More like a question.

I would like to send Infrared packages via NEC. Looks like a timing of 1mS seems to be the absolute limit. Any ways to archive at least 500 uS precise timing?

for {
		select {
		case <-time.After(500 * time.Microsecond):
			v ^= 1
			l.SetValue(v)
			//fmt.Printf("Set pin %d %s\n", offset, values[v])
		case <-quit:
			return
		}
	}

Outputs a signal like ~ 400Hz, that wasnt expected. (Tbh it was even better then i expected using a character device)

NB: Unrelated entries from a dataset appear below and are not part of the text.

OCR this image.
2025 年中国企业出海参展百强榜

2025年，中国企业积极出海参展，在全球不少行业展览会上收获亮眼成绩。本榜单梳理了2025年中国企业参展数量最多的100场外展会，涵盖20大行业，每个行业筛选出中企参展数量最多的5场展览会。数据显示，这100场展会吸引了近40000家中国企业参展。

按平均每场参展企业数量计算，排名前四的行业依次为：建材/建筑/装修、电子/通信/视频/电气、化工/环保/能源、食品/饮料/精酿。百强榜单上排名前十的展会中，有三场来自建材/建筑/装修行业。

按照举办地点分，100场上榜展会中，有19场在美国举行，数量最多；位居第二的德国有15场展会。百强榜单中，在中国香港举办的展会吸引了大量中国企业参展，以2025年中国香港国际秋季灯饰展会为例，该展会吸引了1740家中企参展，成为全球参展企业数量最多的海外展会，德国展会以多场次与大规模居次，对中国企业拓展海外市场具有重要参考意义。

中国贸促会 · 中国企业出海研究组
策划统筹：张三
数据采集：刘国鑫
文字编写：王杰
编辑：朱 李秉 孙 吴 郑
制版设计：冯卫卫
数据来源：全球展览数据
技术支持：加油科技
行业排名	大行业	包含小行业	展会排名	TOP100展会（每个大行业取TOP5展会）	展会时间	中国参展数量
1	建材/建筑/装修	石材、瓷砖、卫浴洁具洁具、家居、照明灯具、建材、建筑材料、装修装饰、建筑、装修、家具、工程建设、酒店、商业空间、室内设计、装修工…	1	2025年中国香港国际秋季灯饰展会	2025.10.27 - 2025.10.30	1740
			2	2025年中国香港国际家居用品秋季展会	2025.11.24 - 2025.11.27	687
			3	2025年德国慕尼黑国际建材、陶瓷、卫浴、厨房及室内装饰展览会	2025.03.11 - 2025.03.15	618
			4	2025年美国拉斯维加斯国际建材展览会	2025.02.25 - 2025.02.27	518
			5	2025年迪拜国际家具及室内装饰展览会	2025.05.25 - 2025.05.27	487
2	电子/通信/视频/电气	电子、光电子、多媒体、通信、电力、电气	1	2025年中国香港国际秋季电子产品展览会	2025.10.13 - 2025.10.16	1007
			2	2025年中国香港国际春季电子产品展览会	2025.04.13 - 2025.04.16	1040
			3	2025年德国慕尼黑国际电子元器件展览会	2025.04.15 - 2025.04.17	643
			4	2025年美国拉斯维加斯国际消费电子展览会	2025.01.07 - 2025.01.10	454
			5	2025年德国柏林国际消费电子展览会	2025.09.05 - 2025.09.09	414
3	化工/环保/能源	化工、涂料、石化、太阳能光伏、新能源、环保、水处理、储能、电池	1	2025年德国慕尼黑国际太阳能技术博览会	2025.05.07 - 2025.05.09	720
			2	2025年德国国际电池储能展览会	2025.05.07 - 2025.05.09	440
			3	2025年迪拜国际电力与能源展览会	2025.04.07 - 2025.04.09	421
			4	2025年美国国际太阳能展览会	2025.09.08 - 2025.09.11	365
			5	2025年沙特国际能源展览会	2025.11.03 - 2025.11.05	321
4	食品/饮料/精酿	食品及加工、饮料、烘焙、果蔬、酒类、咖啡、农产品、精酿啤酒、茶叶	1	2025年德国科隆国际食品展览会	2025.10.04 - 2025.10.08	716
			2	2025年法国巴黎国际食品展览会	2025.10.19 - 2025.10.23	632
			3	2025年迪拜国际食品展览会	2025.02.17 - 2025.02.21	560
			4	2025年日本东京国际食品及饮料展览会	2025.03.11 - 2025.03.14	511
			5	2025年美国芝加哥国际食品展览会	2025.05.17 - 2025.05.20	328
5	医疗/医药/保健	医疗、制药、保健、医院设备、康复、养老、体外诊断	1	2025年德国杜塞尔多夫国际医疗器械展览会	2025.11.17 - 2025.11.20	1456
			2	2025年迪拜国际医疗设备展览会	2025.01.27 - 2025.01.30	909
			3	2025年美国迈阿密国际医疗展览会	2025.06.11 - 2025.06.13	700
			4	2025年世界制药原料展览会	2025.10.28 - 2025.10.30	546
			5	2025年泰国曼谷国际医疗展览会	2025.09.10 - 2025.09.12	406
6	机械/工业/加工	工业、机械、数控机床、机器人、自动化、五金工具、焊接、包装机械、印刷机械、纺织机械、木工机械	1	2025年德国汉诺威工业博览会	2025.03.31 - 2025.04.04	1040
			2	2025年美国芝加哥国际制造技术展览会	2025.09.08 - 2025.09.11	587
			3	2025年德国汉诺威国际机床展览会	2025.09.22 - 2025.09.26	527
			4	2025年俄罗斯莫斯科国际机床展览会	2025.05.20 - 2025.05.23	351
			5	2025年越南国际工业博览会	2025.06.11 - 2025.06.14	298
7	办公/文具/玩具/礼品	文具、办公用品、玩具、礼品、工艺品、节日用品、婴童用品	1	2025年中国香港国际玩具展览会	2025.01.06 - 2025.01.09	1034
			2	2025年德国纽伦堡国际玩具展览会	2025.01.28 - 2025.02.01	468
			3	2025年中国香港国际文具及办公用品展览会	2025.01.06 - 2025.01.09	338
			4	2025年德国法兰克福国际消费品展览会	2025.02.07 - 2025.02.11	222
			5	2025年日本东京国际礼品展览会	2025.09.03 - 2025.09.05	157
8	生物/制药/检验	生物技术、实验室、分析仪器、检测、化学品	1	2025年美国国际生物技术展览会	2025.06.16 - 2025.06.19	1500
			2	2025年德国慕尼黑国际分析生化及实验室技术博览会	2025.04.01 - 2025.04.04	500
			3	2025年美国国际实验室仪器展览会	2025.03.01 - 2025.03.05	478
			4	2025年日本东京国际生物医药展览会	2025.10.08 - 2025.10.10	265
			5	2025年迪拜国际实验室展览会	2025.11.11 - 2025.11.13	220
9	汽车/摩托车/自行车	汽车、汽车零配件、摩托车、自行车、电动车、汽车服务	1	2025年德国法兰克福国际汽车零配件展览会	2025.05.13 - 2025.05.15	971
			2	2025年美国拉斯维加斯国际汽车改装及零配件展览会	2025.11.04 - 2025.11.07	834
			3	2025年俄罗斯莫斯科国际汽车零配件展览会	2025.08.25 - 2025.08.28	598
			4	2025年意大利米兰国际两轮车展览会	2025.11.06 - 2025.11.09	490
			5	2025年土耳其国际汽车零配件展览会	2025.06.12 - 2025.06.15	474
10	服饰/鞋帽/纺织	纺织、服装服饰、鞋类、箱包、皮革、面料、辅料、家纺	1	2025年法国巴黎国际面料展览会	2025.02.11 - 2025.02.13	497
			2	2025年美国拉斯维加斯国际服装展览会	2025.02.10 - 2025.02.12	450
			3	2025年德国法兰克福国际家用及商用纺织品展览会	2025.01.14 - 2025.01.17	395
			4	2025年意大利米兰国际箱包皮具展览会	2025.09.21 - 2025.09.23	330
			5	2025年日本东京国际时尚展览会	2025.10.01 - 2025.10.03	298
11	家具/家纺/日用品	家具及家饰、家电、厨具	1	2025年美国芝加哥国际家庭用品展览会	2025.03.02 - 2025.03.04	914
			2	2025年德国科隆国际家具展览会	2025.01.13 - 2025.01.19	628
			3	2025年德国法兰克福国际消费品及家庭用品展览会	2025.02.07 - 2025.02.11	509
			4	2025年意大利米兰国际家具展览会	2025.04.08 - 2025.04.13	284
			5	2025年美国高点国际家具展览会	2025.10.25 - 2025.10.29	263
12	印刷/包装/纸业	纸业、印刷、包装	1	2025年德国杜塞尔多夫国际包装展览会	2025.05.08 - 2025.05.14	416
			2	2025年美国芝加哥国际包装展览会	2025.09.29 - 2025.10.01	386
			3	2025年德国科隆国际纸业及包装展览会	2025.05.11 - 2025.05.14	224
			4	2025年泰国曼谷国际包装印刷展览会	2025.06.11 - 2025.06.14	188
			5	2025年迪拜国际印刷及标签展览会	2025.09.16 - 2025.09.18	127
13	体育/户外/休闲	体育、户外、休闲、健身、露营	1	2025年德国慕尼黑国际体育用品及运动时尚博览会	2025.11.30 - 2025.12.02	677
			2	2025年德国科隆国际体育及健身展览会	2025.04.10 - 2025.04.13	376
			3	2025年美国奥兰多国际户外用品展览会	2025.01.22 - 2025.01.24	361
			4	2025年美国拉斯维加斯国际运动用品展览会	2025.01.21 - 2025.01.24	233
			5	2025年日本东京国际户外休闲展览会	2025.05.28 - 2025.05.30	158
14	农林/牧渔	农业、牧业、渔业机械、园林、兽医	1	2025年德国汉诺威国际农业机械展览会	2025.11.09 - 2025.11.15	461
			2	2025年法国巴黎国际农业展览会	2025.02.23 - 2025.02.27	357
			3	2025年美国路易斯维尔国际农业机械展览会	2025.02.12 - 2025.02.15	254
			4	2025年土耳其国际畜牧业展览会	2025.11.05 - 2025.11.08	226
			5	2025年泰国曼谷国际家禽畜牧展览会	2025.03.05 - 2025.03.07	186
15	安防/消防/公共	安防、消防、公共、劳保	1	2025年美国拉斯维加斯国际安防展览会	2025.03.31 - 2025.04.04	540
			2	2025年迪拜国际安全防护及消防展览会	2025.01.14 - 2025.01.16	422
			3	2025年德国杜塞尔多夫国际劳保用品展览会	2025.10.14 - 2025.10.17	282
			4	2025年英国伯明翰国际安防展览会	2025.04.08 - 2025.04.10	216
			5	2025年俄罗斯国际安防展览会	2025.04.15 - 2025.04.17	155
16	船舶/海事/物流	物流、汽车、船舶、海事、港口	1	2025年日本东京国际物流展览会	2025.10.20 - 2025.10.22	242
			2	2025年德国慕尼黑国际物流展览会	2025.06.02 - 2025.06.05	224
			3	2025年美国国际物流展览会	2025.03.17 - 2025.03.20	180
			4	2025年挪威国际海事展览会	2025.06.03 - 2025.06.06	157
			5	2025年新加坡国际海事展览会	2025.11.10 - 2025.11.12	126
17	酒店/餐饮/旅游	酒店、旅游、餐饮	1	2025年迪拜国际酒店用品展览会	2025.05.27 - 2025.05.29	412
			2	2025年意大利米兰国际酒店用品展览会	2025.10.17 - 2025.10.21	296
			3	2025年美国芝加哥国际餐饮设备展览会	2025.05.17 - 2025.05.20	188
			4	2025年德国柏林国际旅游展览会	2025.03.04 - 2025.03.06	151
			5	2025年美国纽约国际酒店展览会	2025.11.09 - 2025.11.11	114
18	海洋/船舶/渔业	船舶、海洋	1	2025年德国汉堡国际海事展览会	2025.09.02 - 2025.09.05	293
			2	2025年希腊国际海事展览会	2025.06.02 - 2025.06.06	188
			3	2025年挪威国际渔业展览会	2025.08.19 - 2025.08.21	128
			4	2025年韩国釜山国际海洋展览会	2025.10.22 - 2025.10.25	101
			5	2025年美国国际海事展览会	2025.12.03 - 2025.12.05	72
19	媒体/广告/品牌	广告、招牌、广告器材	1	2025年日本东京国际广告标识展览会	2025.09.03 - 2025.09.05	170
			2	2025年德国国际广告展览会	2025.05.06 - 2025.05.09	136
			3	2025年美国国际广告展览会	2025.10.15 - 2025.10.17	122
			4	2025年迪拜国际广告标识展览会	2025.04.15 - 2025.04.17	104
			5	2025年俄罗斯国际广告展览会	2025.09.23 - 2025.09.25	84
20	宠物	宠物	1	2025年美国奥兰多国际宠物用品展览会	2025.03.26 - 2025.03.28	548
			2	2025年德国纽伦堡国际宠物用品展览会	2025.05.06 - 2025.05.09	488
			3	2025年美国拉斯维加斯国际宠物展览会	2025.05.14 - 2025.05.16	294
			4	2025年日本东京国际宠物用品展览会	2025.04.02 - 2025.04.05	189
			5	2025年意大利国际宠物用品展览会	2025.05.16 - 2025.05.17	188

Maybe you know i nice workaround.

You have two APIs in play here - time and gpiod.

The SetValue() should not be the limiting factor here - in the benchmarks I ran on a Raspberry Pi Zero the SetValue() typically takes 12531 ns/op - well within the 500us range you are after, though that obviously depends on your platform.

You are probably hitting the granularity limit of the time API - golang/go#29485.
With this test code:

	for i := 0; i < 10; i++ {
		a := time.Now()
		b := <-time.After(500 * time.Nanosecond)
		fmt.Println(b.Sub(a))
	}

I get:

176.874µs
39.167µs
19.218µs
20.261µs
21.198µs
19.479µs
31.666µs
239.791µs
218.593µs
38.646µs

i.e. the timer is less than the tick granularity and appears to expire immediately - the time difference being less than the requested delay.

but with 500us:

	for i := 0; i < 10; i++ {
		a := time.Now()
		b := <-time.After(500 * time.Microsecond)
		fmt.Println(b.Sub(a))
	}

I get:

1.296507ms
1.190414ms
1.257601ms
1.174737ms
1.271872ms
1.156039ms
1.194372ms
1.165362ms
1.161403ms
1.223278ms

Here is appears to wait at least one kernel timer tick, which is typically ~1ms.

So I'd be looking at the timer to confirm if the problem is there, or removing the timer from your example and toggling the line as fast as possible, similar to the benchmark code, to determine the maximum SetValue() rate on your platform.

Not sure what the best workaround would be if the timer granularity is your problem.

commented

Actually those are pretty bad results. Thats not precise enough at all 😆

Thank you very much for your help! I think theres no way around a kernel driver. But tbh i almost expected that. Using the userspace cant be as fast.